You may not associate Honeywell International (NASDAQ:HON) with aerospace, but that industry is precisely what's stopping the industrials conglomerate from growing full potential. The COVID-19 pandemic, of course, is largely to blame for the airline industry's woes, but Honeywell's other segments are struggling as well, and the company just projected big drops in full-year sales and earnings.
But with Honeywell actively pursuing acquisition and partnership opportunities in this downturn to lay a stronger foundation for the future and the stock making a comeback in the Dow Jones Industrial Average index, should you ignore the company's current struggles and buy the stock while there's still time?
A mixed quarter
Honeywell shares have bounced nearly 60% from their March lows, driven partly by enthusiasm about the company's recent growth moves. But before I get to what they are, let's check how Honeywell fared in its latest quarter.
Honeywell's third-quarter organic sales slipped 14% year over year, driven by a 25% drop in sales from its aerospace segment as demand for commercial equipment remained muted. The segment manufactures a wide range of products, software, and services, ranging from propulsion engines, wheels, and power systems to navigation and radar systems and also serves the U.S. Department of Defense. Aerospace contributed nearly 38% to Honeywell's total sales in 2019.
Here's how Honeywell's other segments fared in Q3:
- Honeywell building technologies: Sales dropped 8%.
- Performance materials and technologies: Sales slipped 16%.
- Safety and productivity solutions (SPS): Sales climbed 8%.
SPS growth can be credited to Honeywell's innovation in COVID-19 times. For example, the company rapidly ramped up production of personal protective equipment (PPE), orders for which jumped 150% in Q3 and backlog hit a record high. Sales from Honeywell Intelligrated, the company's automation and robotics arm, also grew by double digits during the quarter.
Honeywell expects the momentum in SPS to continue into 2021. In fact, management expects organic growth in all four segments, and hopes to supplement that with growth opportunities. Honeywell has the financial clout, and that's something that's caught the market's attention of late.
Honeywell's growth key: It's technology, not industrial
Honeywell ended Q3 with nearly $15 billion in cash and short-term investments, a sum management intends to spend on opportunistic mergers and acquisitions and share repurchases.

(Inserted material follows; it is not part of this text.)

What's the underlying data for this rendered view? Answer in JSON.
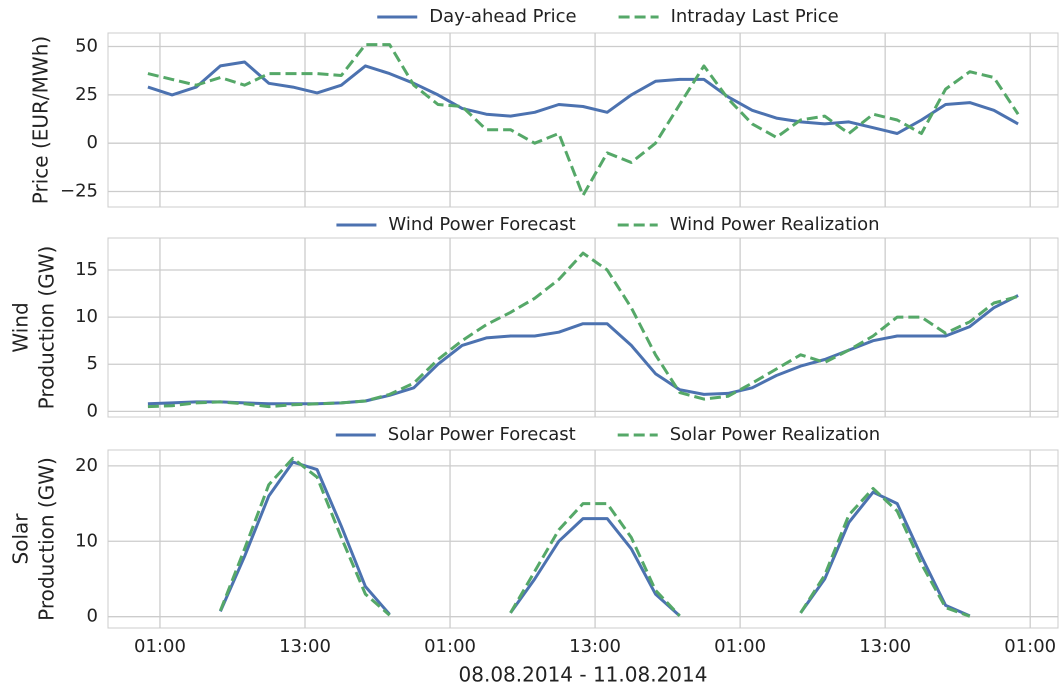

Honeywell made two small but meaningful acquisitions in October. First was privately held Rocky Research, a power generation and thermal management systems specialist. This acquisition should expand Honeywell's aerospace portfolio into products like cooling systems which can fit commercial aircraft as well as unmanned aerial systems (UAS), or drones.
UAS, in fact, has been an area of special interest for Honeywell lately. Its second acquisition is proof: Honeywell acquired Ballard Power Systems' UAS unit, which manufactures fuel cell systems to power unmanned aerial vehicles. This comes close on the heels of Honeywell forming a UAS-dedicated business unit.

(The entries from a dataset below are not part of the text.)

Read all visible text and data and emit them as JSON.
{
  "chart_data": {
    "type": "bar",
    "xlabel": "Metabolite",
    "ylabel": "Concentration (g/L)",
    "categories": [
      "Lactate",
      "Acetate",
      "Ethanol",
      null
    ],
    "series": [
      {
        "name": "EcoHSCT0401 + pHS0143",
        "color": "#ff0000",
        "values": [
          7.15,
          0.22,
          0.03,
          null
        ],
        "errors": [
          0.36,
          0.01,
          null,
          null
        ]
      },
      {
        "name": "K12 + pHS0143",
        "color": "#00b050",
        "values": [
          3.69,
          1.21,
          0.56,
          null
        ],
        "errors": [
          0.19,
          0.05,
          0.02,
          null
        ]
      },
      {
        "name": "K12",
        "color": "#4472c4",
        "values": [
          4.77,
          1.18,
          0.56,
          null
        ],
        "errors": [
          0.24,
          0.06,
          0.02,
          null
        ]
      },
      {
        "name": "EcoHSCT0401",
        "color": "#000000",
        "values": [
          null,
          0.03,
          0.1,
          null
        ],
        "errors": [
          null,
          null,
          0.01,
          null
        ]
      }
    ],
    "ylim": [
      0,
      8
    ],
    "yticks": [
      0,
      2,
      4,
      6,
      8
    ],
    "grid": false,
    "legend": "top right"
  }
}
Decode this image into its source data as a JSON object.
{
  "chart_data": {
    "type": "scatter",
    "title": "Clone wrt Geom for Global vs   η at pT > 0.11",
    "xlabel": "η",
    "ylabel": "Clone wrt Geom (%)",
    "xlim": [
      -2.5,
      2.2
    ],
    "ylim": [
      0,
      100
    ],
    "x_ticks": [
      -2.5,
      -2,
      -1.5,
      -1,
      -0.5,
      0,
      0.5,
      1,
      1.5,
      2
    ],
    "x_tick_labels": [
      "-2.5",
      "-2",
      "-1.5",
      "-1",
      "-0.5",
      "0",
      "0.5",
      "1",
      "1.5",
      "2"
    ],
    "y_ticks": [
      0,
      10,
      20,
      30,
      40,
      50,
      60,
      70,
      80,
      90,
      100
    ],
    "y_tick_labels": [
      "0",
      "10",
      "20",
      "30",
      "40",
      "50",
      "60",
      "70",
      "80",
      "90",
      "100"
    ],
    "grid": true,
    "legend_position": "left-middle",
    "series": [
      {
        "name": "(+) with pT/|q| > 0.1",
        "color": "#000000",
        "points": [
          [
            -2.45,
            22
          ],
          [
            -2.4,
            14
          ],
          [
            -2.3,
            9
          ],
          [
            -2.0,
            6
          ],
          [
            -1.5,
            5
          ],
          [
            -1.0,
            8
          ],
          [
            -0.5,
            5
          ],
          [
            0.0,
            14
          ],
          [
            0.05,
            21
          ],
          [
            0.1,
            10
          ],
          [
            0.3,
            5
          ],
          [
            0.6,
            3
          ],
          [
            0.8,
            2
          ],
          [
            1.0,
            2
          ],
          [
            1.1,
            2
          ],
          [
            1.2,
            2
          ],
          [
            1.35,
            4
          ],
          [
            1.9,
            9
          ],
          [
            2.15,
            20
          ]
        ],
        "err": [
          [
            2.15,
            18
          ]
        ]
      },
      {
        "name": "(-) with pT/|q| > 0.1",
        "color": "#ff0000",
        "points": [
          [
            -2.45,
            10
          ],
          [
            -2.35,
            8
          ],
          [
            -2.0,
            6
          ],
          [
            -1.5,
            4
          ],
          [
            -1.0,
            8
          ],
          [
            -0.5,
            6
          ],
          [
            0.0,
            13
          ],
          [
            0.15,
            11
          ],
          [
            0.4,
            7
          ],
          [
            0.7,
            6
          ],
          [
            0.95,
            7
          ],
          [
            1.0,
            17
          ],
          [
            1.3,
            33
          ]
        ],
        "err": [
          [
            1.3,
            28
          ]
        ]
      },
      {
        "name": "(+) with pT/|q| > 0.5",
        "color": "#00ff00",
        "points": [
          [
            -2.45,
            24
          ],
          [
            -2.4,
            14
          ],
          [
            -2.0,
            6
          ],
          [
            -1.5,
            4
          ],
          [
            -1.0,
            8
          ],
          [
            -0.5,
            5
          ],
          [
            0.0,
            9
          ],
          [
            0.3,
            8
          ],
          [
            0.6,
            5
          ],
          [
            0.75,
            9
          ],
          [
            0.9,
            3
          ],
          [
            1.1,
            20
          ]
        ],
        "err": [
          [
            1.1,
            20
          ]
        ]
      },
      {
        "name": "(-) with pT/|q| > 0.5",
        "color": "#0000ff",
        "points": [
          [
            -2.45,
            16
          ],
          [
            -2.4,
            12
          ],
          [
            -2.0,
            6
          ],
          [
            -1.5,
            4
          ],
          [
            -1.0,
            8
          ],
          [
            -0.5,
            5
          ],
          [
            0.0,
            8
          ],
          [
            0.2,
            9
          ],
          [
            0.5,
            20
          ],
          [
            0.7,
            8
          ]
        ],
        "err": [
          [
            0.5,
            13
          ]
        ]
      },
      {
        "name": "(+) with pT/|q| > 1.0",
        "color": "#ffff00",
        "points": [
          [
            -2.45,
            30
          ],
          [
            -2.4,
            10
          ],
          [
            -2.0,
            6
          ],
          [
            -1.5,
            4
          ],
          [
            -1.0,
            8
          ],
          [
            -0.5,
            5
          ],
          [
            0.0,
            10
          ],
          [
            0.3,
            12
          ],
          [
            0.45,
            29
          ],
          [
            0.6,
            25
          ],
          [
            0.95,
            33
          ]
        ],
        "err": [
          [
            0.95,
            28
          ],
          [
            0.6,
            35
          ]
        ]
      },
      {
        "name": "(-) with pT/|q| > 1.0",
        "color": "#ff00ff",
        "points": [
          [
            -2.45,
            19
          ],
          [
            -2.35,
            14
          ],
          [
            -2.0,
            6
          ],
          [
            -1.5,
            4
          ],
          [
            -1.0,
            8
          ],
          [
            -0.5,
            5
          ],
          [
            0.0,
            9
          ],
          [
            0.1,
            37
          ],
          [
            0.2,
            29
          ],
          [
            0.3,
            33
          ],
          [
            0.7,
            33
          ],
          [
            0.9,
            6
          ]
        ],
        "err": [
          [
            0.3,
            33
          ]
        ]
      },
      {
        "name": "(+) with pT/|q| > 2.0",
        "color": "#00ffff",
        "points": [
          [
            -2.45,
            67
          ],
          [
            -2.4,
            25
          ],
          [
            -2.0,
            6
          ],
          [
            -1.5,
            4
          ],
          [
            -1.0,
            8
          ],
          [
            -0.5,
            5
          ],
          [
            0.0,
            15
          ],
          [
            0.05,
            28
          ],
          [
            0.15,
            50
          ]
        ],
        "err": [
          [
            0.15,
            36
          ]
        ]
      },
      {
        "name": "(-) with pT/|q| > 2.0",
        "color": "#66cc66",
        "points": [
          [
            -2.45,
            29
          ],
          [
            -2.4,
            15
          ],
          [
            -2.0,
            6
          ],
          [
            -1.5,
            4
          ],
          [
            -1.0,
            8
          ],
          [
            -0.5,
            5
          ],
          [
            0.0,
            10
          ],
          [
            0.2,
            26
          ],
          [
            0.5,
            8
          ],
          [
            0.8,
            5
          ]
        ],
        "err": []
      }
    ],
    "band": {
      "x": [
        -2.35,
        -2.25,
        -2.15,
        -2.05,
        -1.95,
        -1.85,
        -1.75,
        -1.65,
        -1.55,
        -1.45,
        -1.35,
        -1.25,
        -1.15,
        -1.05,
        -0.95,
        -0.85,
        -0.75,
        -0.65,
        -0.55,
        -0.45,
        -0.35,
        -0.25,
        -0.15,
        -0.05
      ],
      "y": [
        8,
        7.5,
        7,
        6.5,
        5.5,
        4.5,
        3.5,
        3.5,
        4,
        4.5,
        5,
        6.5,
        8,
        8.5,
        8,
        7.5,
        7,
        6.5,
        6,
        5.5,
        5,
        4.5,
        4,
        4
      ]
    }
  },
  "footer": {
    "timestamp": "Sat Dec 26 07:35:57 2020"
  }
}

UAS is a multi-billion dollar market, projected to grow at double-digit compound annual rates in coming years; but that's just one of the growth opportunities for Honeywell. In October, Honeywell also teamed up with Microsoft to expand its Industrial Internet of Things reach and partnered with Vertiv Holdings to create solutions for data centers.

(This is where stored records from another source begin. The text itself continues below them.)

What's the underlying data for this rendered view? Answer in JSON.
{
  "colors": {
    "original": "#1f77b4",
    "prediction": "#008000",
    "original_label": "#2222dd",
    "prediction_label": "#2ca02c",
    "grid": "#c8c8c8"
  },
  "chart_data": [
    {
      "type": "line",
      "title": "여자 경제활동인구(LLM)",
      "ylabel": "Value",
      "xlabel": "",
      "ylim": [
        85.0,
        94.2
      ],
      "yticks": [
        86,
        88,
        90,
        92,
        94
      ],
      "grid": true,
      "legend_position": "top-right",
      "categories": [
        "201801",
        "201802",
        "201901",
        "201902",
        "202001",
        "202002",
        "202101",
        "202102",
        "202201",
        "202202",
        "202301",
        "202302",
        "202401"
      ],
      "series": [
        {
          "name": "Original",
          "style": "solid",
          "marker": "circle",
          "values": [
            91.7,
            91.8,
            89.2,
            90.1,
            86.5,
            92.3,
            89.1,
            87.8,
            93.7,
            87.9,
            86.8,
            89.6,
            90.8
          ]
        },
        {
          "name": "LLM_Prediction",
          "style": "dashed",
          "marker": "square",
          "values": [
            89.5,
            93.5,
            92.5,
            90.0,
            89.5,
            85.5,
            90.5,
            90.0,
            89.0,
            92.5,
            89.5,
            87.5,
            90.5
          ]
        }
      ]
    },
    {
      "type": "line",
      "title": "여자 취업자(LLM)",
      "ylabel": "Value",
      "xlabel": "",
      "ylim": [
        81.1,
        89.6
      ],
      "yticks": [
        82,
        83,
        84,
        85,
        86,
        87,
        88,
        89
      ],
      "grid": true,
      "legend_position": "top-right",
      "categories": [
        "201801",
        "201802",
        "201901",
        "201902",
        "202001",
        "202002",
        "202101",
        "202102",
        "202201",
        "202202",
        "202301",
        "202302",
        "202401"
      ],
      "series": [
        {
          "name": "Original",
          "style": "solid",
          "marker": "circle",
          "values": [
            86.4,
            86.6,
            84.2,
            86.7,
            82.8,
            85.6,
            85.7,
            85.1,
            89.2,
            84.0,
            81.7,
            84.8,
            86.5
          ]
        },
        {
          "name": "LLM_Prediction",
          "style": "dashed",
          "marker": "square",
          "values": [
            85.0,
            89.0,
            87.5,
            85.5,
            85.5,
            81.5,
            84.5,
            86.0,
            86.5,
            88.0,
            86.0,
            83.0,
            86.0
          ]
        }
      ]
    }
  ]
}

Honeywell projects these four acquisitions and partnerships to generate sales worth $1.2 billion over the next five years. The key point to note here, though, is that each of these moves are technology-driven, which is what should appeal to investors considering Honeywell stock.
Honeywell might be known as an industrials conglomerate, but its technological bent gives it a unique edge over others, and that's also where the company's real growth potential lies. I wouldn't be surprised to see more acquisitions on those lines.
Meanwhile, Honeywell increased its dividend for the 11th straight year last quarter and resumed share repurchases, further reflecting management's confidence in the company's growth and commitment to shareholders. Honeywell has a strong dividend history and yields 2.3% currently.
This stock deserves a premium
Honeywell might be projecting 12% to 13% drop in full-year sales, but its long-term growth story remains intact. Automation, robotics, Internet of Things, and UAS are only some of the explosive growth and massive addressable markets for Honeywell.
Right now, management is also aggressively cutting costs, expecting to save $1.5 billion-$1.6 billion in 2020. That should bolster Honeywell's recovery as the economy recovers. With management also targeting dividend growth in line with earnings in the long term, Honeywell is one of the best industrial stocks you could buy and own for decades.